• Beranda
  • /
  • Artikel
  • /
  • Pemeriksaan Jantung: Tujuan, Jenis, dan Prosedur
  • Beranda
  • /
  • Artikel
  • /
  • Pemeriksaan Jantung: Tujuan, Jenis, dan Prosedur

Pemeriksaan Jantung: Tujuan, Jenis, dan Prosedur

Ditinjau oleh: dr. Fadhli Rizal Makarim : 04 Januari 2022
Pemeriksaan Jantung: Tujuan, Jenis, dan Prosedur

“Jantung adalah salah satu organ tubuh yang sangat penting untuk dijaga kesehatannya. Maka dari itu, kamu perlu melakukan pemeriksaan jantung secara rutin atau saat merasakan gejala tertentu untuk memastikan penyebabnya dari jantung atau tidak.”

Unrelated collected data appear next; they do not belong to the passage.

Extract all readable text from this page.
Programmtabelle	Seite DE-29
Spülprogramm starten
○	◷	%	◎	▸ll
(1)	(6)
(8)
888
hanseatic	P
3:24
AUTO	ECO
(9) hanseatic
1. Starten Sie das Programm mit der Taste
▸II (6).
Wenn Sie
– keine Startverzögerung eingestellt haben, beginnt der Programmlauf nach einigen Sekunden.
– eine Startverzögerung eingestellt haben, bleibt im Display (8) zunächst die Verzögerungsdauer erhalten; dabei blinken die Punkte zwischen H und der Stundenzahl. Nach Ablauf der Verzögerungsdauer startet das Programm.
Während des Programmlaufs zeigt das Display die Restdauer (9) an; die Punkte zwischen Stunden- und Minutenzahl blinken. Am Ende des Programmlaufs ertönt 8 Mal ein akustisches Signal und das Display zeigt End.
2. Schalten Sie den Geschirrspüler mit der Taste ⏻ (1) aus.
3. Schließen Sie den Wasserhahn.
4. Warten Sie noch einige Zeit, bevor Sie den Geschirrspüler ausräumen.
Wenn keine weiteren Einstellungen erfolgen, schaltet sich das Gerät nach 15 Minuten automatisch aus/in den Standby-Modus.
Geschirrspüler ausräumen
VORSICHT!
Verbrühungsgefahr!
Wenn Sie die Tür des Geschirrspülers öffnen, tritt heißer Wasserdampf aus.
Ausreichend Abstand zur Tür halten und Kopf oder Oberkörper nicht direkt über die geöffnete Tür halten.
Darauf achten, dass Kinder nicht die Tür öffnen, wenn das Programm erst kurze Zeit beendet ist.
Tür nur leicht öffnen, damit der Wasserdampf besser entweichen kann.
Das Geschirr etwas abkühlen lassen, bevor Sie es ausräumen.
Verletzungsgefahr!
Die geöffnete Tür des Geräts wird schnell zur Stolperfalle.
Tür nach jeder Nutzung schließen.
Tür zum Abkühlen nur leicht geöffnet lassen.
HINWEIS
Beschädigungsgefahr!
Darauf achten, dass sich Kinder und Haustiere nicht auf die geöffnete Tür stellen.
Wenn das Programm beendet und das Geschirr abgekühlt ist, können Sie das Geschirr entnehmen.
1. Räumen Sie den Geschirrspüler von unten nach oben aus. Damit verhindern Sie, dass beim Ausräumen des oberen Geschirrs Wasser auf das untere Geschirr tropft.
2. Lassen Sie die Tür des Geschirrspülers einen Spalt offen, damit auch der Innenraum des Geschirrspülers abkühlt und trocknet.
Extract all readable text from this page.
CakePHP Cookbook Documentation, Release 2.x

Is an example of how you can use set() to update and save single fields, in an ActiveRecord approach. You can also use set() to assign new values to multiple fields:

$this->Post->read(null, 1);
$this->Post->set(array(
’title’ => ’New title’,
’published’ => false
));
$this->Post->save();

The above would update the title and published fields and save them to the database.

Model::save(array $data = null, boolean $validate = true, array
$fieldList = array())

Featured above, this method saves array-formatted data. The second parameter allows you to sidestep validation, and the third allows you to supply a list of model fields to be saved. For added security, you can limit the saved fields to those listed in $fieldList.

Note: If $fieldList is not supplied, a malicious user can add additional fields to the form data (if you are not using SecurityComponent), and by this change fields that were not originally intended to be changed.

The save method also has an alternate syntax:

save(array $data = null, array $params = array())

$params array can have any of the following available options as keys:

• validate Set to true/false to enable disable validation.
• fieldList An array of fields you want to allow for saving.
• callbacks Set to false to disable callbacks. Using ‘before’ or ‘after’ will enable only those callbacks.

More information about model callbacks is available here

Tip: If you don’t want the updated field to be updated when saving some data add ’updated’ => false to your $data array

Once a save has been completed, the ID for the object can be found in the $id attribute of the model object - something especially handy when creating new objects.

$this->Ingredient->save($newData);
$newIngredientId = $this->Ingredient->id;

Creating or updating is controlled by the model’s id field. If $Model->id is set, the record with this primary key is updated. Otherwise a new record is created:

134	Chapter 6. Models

Kardiologi adalah cabang ilmu kedokteran untuk mempelajari dan mengobati gangguan pada sistem kardiovaskular, seperti jantung dan pembuluh darah. Beberapa gangguan yang perlu mendapatkan penanganan dari seorang ahli kardiologi atau kardiologis, adalah gangguan irama jantung, penyakit arteri koroner, serangan jantung, cacat jantung, dan segala masalah terkait jantung.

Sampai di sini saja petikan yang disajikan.